Excuses, excuses, excuses
We wonder if somewhere there is an excuse book that is well thumbed by people on the front line. We can’t get hold of this book but it must definitely be there because everyone uses the same language from the manual.
“We’re sorry your products haven’t arrived. As you know, there has been a terrible (insert as appropriate – drought, flood, storm, etc).”
“It is holiday period and we are short staffed at the moment. Sorry for the delay.”
“I need to look into this. I will phone you back.” (Do they ever?!!)
“The computers have gone down, please ring back later.”
When we hear these excuses no one appears to be the faintest bit sorry even though they say they are. As a result, we become inured to the excuses. We even expect excuses, especially at an airport or railway station where the tinny voice over the speaker announces a delay and how sorry they are for the inconvenience caused.

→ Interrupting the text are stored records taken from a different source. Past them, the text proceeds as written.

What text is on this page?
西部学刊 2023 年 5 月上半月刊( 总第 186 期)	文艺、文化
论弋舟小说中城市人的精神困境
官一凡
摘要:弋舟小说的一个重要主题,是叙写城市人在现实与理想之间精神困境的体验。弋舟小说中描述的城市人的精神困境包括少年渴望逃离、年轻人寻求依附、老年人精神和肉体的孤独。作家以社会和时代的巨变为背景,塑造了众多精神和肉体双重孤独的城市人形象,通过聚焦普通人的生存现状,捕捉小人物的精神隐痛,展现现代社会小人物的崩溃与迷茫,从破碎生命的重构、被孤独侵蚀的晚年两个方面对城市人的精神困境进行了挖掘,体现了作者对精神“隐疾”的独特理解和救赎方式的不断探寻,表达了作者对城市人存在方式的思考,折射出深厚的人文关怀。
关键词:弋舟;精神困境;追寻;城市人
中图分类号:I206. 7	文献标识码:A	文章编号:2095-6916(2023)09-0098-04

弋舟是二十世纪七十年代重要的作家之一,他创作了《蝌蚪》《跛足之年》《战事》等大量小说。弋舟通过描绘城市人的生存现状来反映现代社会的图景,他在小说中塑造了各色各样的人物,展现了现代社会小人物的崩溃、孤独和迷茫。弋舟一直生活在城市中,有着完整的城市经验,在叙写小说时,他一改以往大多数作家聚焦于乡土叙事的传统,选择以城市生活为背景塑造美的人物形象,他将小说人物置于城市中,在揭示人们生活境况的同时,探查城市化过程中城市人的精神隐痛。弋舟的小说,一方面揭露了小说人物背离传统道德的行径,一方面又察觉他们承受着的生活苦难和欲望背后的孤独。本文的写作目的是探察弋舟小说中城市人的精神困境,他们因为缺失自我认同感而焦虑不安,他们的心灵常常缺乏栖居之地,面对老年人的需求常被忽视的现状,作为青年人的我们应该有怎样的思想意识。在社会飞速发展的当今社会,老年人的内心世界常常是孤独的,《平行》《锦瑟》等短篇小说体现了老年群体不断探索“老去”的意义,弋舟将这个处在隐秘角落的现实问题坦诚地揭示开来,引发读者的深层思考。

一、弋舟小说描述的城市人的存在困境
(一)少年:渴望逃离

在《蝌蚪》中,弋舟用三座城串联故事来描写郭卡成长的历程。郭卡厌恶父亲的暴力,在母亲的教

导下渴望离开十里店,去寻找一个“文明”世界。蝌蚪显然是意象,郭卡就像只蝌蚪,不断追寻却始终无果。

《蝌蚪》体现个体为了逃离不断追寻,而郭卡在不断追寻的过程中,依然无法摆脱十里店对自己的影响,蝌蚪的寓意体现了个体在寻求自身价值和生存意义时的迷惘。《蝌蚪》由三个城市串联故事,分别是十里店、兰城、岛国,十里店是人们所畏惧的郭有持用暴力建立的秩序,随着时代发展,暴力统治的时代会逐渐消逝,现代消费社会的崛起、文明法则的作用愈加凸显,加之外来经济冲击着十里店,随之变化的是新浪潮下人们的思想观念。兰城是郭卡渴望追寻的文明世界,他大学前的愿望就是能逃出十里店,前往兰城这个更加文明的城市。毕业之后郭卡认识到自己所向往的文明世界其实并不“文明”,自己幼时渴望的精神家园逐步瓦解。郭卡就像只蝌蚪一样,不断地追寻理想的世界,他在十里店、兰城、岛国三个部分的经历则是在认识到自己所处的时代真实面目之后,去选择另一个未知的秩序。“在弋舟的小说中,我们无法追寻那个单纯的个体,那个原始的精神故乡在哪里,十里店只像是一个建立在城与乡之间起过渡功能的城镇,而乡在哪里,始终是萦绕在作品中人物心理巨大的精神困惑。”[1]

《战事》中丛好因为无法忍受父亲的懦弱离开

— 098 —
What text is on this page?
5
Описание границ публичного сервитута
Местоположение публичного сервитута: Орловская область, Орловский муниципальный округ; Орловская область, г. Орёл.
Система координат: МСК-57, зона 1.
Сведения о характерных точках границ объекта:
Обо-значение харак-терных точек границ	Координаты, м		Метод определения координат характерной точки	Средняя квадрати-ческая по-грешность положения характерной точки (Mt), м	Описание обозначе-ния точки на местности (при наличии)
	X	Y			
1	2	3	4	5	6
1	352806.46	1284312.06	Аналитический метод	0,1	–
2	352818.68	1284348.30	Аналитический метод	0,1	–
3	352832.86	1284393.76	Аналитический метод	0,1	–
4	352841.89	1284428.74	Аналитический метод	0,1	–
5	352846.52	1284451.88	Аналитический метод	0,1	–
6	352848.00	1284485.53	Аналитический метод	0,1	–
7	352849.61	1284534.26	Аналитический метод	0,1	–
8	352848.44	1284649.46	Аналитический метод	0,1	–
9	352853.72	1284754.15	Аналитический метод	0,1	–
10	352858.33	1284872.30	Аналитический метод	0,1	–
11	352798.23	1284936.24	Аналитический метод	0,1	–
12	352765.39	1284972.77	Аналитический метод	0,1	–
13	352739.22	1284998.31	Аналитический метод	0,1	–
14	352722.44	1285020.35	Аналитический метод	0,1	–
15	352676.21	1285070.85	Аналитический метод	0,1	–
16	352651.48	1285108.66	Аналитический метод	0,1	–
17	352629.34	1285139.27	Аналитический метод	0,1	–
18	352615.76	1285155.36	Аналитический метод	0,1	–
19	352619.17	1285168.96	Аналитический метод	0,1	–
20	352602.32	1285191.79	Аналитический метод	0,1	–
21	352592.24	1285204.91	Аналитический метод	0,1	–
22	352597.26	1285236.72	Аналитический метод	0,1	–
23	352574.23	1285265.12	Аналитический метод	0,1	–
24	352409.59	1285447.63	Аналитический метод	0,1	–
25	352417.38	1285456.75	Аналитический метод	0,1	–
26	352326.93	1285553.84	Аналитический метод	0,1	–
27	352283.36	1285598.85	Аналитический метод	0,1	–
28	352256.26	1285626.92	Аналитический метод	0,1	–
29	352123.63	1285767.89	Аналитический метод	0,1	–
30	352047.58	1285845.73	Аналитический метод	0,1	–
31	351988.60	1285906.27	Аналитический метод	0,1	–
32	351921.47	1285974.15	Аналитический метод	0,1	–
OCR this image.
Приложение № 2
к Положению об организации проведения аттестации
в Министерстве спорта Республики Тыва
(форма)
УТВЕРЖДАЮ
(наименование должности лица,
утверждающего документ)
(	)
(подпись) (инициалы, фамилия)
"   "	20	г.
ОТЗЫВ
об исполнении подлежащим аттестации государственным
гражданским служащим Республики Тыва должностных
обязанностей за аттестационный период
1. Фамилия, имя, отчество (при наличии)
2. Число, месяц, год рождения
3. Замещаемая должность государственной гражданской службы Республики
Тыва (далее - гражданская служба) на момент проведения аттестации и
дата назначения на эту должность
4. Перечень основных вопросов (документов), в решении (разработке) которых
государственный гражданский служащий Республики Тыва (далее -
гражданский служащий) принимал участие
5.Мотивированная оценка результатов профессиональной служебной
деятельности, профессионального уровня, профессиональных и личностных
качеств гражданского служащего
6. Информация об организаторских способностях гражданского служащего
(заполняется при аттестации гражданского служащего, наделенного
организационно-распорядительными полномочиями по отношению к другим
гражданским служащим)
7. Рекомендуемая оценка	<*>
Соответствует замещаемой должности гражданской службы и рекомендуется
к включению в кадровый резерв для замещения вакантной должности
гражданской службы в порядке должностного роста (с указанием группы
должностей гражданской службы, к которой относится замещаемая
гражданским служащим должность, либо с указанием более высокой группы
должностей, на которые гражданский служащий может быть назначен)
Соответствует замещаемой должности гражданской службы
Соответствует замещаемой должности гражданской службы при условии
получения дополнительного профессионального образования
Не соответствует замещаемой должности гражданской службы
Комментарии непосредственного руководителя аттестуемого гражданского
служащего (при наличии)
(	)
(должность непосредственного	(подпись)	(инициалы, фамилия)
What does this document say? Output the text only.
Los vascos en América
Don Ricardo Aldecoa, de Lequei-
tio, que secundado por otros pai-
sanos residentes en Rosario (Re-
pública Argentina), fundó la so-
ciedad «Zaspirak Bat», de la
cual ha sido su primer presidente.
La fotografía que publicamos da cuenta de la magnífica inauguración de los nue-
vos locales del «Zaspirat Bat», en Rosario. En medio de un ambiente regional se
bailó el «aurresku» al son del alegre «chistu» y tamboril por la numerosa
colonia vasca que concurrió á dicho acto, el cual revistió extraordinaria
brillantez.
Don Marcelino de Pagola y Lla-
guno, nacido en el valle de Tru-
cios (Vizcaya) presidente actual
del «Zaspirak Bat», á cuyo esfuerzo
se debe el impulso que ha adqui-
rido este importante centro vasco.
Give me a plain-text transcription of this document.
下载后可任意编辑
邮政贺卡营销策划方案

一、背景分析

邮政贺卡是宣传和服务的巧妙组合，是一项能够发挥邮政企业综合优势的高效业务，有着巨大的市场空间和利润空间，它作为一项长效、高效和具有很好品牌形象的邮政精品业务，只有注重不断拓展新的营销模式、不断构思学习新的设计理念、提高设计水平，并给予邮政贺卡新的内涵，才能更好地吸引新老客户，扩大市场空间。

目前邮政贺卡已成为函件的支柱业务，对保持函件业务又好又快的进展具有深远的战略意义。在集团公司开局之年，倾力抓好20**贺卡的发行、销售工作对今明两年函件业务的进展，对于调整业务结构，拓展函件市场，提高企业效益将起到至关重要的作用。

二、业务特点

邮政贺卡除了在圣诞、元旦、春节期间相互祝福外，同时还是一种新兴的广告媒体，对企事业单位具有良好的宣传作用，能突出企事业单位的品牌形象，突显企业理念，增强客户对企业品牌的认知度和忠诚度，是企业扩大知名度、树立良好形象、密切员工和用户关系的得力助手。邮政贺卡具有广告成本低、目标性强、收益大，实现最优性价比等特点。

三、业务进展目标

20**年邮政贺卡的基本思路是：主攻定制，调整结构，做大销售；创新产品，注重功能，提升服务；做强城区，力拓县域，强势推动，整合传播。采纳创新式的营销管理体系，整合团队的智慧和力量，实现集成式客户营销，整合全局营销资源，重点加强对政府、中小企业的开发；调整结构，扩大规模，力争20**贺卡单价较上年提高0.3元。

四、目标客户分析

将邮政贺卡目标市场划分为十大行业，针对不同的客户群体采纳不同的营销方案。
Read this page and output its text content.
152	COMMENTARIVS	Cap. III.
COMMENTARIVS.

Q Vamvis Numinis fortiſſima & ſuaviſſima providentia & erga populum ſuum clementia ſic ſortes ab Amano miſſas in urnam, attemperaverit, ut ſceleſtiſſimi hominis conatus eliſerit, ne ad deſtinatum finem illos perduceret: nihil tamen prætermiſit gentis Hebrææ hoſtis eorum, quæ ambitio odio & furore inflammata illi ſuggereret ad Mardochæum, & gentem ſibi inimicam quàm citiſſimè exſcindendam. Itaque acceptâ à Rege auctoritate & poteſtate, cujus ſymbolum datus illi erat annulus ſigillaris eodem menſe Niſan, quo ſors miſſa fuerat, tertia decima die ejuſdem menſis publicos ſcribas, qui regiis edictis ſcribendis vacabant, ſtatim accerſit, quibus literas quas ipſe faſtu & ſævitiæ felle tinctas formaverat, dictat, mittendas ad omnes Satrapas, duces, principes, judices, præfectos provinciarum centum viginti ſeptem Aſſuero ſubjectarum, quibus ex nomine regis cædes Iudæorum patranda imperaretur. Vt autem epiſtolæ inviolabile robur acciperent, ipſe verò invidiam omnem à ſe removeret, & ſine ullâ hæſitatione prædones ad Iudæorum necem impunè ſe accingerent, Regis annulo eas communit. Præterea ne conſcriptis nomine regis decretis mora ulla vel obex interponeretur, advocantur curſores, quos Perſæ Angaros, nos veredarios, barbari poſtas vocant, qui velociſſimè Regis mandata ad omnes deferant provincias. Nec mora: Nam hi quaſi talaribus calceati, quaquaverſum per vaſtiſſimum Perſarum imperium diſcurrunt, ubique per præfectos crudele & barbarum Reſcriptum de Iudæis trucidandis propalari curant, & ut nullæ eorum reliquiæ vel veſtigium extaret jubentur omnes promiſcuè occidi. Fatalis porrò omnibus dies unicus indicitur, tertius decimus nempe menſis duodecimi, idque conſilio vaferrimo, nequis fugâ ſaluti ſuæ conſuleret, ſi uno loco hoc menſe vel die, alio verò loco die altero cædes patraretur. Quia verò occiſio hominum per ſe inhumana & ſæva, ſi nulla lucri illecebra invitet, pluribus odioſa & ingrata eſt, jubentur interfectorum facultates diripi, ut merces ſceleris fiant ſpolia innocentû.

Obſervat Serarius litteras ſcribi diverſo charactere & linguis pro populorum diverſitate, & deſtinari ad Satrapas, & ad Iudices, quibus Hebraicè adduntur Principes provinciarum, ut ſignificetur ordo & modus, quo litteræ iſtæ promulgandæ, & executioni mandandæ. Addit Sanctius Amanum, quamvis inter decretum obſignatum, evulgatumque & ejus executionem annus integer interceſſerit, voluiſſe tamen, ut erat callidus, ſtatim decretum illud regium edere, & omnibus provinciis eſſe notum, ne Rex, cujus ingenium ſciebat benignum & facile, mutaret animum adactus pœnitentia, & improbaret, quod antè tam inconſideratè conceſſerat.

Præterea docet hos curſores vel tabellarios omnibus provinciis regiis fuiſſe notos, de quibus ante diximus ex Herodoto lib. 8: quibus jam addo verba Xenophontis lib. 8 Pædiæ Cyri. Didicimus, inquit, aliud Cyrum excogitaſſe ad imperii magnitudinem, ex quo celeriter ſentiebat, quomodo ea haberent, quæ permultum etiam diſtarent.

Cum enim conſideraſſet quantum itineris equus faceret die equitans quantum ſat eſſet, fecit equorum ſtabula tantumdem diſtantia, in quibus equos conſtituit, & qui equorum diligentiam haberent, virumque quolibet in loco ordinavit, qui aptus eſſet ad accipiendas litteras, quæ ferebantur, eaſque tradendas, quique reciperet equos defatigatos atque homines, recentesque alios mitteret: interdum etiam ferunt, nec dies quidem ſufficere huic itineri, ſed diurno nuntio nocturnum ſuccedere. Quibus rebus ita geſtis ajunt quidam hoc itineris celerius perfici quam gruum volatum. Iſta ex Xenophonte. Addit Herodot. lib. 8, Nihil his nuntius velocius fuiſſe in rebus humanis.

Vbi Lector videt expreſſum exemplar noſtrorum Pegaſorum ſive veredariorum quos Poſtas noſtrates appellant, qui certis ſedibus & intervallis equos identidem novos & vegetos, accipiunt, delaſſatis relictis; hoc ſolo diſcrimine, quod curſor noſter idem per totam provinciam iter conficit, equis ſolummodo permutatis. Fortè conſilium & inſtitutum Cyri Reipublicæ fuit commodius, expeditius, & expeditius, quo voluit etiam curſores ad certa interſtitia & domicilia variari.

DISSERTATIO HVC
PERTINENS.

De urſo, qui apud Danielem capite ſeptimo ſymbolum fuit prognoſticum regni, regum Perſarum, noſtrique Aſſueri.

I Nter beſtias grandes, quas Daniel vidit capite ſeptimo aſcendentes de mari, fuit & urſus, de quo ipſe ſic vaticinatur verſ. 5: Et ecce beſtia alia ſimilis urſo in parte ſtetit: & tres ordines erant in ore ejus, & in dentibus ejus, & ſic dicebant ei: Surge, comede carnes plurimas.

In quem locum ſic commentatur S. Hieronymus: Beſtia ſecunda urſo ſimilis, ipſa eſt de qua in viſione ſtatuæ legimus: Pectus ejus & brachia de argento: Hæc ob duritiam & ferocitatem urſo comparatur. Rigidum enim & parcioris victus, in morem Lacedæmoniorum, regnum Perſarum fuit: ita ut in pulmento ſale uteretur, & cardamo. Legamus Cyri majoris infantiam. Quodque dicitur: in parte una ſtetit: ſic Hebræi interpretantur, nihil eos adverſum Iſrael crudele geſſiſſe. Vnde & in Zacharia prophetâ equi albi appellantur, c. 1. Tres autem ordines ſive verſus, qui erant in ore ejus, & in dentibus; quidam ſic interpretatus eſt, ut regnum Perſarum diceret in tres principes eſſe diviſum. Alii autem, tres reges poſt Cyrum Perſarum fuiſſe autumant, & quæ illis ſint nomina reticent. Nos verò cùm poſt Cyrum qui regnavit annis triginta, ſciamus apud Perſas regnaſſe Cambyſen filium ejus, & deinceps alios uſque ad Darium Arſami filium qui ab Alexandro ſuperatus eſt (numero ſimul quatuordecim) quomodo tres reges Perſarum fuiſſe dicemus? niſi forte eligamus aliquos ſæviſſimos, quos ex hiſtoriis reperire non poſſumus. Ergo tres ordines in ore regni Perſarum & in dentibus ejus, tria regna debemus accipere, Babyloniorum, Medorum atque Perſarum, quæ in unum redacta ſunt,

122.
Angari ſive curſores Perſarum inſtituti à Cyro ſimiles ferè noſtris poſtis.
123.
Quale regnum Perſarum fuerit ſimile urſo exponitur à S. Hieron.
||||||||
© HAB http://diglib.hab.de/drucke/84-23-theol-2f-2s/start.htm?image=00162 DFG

Now there is the perfect excuse. Covid! In 2020 the DVLA (Driver and Vehicle Licensing Agency) took its email address off its website claiming that it couldn’t handle the demand because of the pandemic. Getting your money back from airlines or holiday companies hasn’t been easy, again because of the pandemic. Bank branches are operating reduced hours, forcing customers to queue around the block or to go online - because of the pandemic. Calling a bank’s customer service line can put you in a queue for minutes on end before you can finally speak to someone. Face-to-face doctors’ appointments are as rare as hen’s teeth. Covid has become the latest excuse for poor service.
The problem is that customer service is seen as someone’s responsibility rather than everyone’s responsibility. If a train is late because of snow on the line, railway operators at stations shrug their shoulders and say “it’s not our fault, what do you expect, it’s snow on the line”. If customer service was the true value of the organisation someone at the railway station would be offering an explanation, hot cups of tea, and regular updates. It is the lack of transparency behind the excuses that really hurts. Is the plane really delayed because of mechanical failure or has one of the pilots failed to turn up. The airline may believe that the flying public will be more sympathetic to a delay caused by a mechanical problem than one where there is no provision for a replacement pilot. We all know that accidents can happen but we are less understanding if we think that a penny-pinching airline hasn’t made provision for an air crew that falls ill. So, they say it is due to a mechanical fault and will soon be rectified. (Harumph!)
We can cope with bad news if it is delivered in an honest and clear way. Recently one of our friends had problems with a 16-year-old Mercedes A class. It was proving difficult to start - the worst kind of difficulty because sometimes it did and sometimes it didn’t. The car was taken to a non franchised Mercedes specialist who diagnosed the problem to be a faulty relay (a fuse to you and me) on the fuel pump. This could easily be fixed for a fiver. However, as the car was looked over, the garage found a serious and dangerous problem with a leaking fuel tank and filler pipe. And while on the ramp they noticed the brake pipes were rusty and needed replacing. A spring on the rear suspension was broken. With parts and labour this was going to cost £1700 which, in the view of the garage, was about equal to the value of the car. Instead of pushing to get this decent sized repair job, they explained that one option was to scrap the car. The owner of the car loved the vehicle and, armed with the painful facts, decided to have it repaired. The garage had said it would take four weeks and, though this was much longer than desired, again it was accepted. In the event, the garage turned the job around in just over a week and the owner was delighted. It was a great example of providing the customer with a frank assessment of the problem and then underselling and over proving.
As always, we learn from customer service that is around us. What do we conclude from these examples? It is this: we need to watch out for the excuse makers who want to find something they can claim is outside of their control so they can’t be blamed. We surely need to swap the excuse book for transparent and honest explanations. Customers are not morons, they are you and us. They are capable of understanding and even being sympathetic to a situation if it is explained to them. We would like Covid to go away, not just for the obvious health reasons, but to remove that dastardly excuse from the excuse book.